An Ensemble-Proper Orthogonal Decomposition Method for the Nonstationary Navier-Stokes Equations

TL;DR

This paper introduces an ensemble-POD method for efficiently solving nonstationary Navier-Stokes equations across multiple parameter sets, significantly reducing computational costs while maintaining accuracy.

Contribution

It combines ensemble methods with proper orthogonal decomposition to enhance efficiency and extends stability and convergence analysis for this integrated approach.

Findings

The ensemble-POD method achieves accurate solutions with reduced computational effort.

Numerical experiments demonstrate the method's efficiency and stability.
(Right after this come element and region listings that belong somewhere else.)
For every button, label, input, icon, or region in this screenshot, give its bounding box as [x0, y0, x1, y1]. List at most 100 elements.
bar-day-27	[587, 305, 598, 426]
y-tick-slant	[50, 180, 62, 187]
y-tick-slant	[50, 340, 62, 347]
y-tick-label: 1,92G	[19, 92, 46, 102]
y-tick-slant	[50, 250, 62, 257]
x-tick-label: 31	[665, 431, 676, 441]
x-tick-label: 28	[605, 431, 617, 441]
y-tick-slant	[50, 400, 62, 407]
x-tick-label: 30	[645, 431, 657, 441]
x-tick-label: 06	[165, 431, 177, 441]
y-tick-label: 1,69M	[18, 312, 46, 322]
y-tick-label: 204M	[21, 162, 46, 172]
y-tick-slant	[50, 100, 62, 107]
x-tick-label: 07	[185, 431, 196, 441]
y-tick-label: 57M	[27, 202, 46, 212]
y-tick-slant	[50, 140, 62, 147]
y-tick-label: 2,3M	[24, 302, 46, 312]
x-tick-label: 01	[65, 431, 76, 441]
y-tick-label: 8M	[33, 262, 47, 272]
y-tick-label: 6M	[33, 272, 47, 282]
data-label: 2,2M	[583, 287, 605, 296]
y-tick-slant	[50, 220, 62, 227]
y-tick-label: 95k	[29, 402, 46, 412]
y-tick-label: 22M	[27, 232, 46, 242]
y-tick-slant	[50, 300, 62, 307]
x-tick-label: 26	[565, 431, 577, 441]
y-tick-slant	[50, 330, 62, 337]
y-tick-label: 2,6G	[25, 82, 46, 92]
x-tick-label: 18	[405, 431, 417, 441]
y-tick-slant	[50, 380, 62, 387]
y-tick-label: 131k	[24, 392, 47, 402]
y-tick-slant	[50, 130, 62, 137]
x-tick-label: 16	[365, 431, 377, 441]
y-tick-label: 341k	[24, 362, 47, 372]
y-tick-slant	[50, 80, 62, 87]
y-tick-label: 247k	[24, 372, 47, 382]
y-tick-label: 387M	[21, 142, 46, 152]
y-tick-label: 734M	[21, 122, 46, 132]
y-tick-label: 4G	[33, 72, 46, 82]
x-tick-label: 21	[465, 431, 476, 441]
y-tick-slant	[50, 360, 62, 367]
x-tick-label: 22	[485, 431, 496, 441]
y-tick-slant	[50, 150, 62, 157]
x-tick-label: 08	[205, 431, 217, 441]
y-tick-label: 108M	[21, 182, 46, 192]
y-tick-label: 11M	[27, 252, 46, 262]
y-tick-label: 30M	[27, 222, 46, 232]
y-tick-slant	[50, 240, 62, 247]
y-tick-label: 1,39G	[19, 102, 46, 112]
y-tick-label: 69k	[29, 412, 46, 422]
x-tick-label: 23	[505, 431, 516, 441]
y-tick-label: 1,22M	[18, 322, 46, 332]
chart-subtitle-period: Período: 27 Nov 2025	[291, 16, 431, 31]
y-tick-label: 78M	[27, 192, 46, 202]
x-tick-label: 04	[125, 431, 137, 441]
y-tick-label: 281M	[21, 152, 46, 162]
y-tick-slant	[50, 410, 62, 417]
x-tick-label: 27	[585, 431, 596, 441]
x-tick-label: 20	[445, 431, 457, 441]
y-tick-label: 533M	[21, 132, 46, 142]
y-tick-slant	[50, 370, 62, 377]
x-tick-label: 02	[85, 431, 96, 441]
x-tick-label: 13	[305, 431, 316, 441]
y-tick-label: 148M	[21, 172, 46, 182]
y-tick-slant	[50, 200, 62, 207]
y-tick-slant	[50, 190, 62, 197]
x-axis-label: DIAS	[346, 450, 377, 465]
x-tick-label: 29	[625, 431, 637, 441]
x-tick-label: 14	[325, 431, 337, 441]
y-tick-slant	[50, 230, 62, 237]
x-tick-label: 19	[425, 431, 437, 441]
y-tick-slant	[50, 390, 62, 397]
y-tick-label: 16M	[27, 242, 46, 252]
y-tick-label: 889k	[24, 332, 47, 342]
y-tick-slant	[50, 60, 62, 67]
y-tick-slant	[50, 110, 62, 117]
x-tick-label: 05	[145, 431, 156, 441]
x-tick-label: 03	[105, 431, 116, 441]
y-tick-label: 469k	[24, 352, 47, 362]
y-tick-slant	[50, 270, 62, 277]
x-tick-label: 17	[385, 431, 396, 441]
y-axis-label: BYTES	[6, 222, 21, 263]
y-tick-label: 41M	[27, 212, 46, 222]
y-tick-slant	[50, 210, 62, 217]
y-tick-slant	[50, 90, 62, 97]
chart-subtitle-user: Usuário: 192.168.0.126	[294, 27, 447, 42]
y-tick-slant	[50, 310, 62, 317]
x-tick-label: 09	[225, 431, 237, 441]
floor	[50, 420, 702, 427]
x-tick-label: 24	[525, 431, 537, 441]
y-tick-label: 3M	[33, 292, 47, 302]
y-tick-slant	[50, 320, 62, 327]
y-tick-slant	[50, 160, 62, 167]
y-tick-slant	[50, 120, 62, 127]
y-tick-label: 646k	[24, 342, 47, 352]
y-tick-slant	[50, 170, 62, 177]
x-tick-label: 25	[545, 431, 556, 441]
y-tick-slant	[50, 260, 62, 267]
The approach effectively handles multiple parameter sets in Navier-Stokes simulations.

Abstract

The definition of partial differential equation (PDE) models usually involves a set of parameters whose values may vary over a wide range. The solution of even a single set of parameter values may be quite expensive. In many cases, e.g., optimization, control, uncertainty quantification, and other settings, solutions are needed for many sets of parameter values. We consider the case of the time-dependent Navier-Stokes equations for which a recently developed ensemble-based method allows for the efficient determination of the multiple solutions corresponding to many parameter sets. The method uses the average of the multiple solutions at any time step to define a linear set of equations that determines the solutions at the next time step. To significantly further reduce the costs of determining multiple solutions of the Navier-Stokes equations, we incorporate a proper orthogonal decomposition (POD) reduced-order model into the ensemble-based method. The stability and convergence results for the ensemble-based method are extended to the ensemble-POD approach. Numerical experiments are provided that illustrate the accuracy and efficiency of computations determined using the new approach.